Counted among the most important painters of seventeenth century Lombardy, few biographical details of the life of Daniele Crespi are known: he was likely born between 1597 and 1598, and he died of the plague in 1630. Coming from a family of painters, which included the famous artist Giovanni Battista Crespi, known as il Cerano, he was precocious and talented from an early age. 

He received his first commission in 1619: three paintings for the chapel of San Antonio and the pendentives for the dome of the church of San Vittore al Corpo in Milan. These early works show the influence of Procaccini and Morazzone, especially in his compositions and use of light. By contrast, his Beheading of St John the Baptist, painted in the same year, exhibits a different reinterpretation of Morazzone's style. Sudden transitions in artistic approach came to be characteristic of Crespi's career, drawing on different schools and styles, reinventing them in a personal manner and incorporating them into his works.

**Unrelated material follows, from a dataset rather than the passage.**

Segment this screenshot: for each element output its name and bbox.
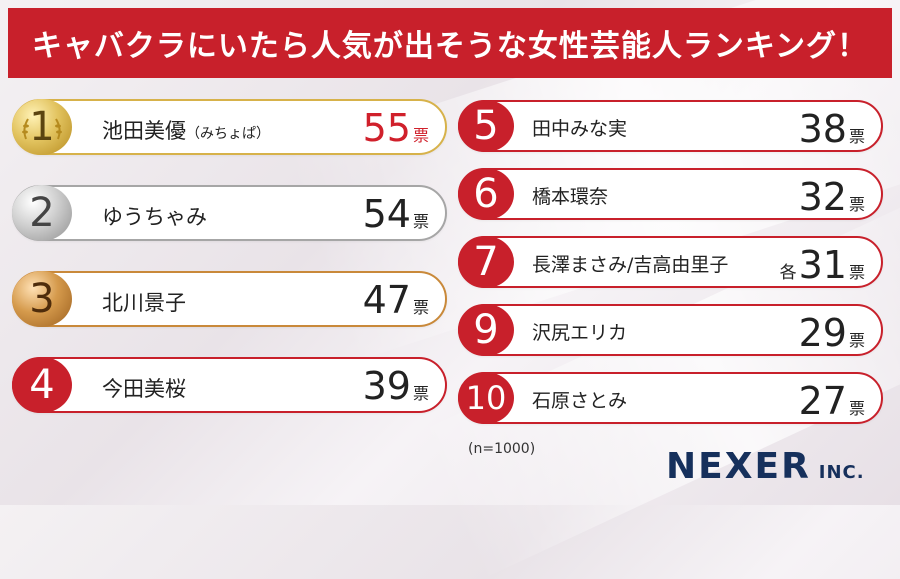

The arrival of Giuseppe Vermiglio in Lombardy had a profound impact on Crespi. Starting in 1622, Crespi demonstrated a spare style, focused on strong realism and investigation of the psychological dimension, while incorporating strong contrasts in light and shadow. The evolution of Crespi's style is by no means linear, but rather appears as a continuous reaction to different stimuli that he had in his career. From 1628, works such as the Prado Pietà exemplify a stylistic maturity with Crespi abandoning Caravaggesque influences for details of Emilian painting with greater compositional balance and brighter hues.

His last commission, which remained unfinished at his death, was begun in 1629: a monumental work comprising the frescoes of the Carthusian monastery of Garegnano. Here was the last deviation in Crespi's style, consisting of a careful exploration of the figures' gestural rhetoric.

Alongside his religious subjects, contemporary accounts record Crespi as an excellent portrait painter. Although there is little evidence of his portrait commissions, his self-portrait in the Uffizi remains notable. Crespi died during the Manzonian plague in 1630.